Judith Bartolani et Claude Caillol
Ni rond, ni carré, ni pointu
Born 1957, Haïfa (Israël)
Currently lives and works in Marseille, France.
Judith Bartolani was born in Israel, where her family had emigrated in the 1950s. As of the early 1980s, her powerful gestural sculpture has been winning her international recognition.
She subsequently abandoned materiality and began working conceptually on politically engaged and polemical pieces, in collaboration with Claude Caillol. Their last collaborative work was the animated film Blister in 2001. From 2003 onwards, Bartolani was driven to explore buried traumas, to listen to the ghosts within her, and to provide them with suitable burial spaces, and began creating new funerary objects. Much of this is expressed in her book, Nos Funérailles, a book of stories, a swirl of words, pastels, charcoals, felt-tips and strikethroughs. It is a book in which a young girl named Sara tells the tale of her life, “a multitude of stories, whose first name is like a tattoo.”

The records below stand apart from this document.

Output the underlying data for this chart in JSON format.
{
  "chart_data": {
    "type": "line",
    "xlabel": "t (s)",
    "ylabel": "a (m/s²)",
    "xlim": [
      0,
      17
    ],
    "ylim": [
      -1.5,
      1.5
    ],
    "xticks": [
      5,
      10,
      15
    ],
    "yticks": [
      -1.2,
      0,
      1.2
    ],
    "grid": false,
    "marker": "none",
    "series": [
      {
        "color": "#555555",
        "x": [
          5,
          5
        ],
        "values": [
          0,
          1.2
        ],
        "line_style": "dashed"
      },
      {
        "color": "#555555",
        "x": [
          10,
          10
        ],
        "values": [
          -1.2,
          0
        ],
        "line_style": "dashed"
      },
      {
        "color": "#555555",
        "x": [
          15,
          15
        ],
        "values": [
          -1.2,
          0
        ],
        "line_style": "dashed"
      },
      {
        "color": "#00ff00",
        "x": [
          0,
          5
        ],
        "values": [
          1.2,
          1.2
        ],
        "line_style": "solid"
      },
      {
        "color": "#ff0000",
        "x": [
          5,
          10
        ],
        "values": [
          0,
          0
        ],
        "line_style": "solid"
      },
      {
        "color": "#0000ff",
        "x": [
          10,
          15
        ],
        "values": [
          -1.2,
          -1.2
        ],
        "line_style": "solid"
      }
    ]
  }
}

Bartolani's most notable collaboration with the Fondation Cartier was for the exhibition Un, Deux, Trois... Sculptures: Judith Bartolani et Claude Caillol Ni Rond, Ni Carré, Ni Pointu in January 1989. Some of her more well-known works, such as Fantôme (1988) and Grand Disque (1983) are part of the foundation's permanent collection, and have been exhibited in Histoire de Voir (1997), and Mémoires Vives (2014).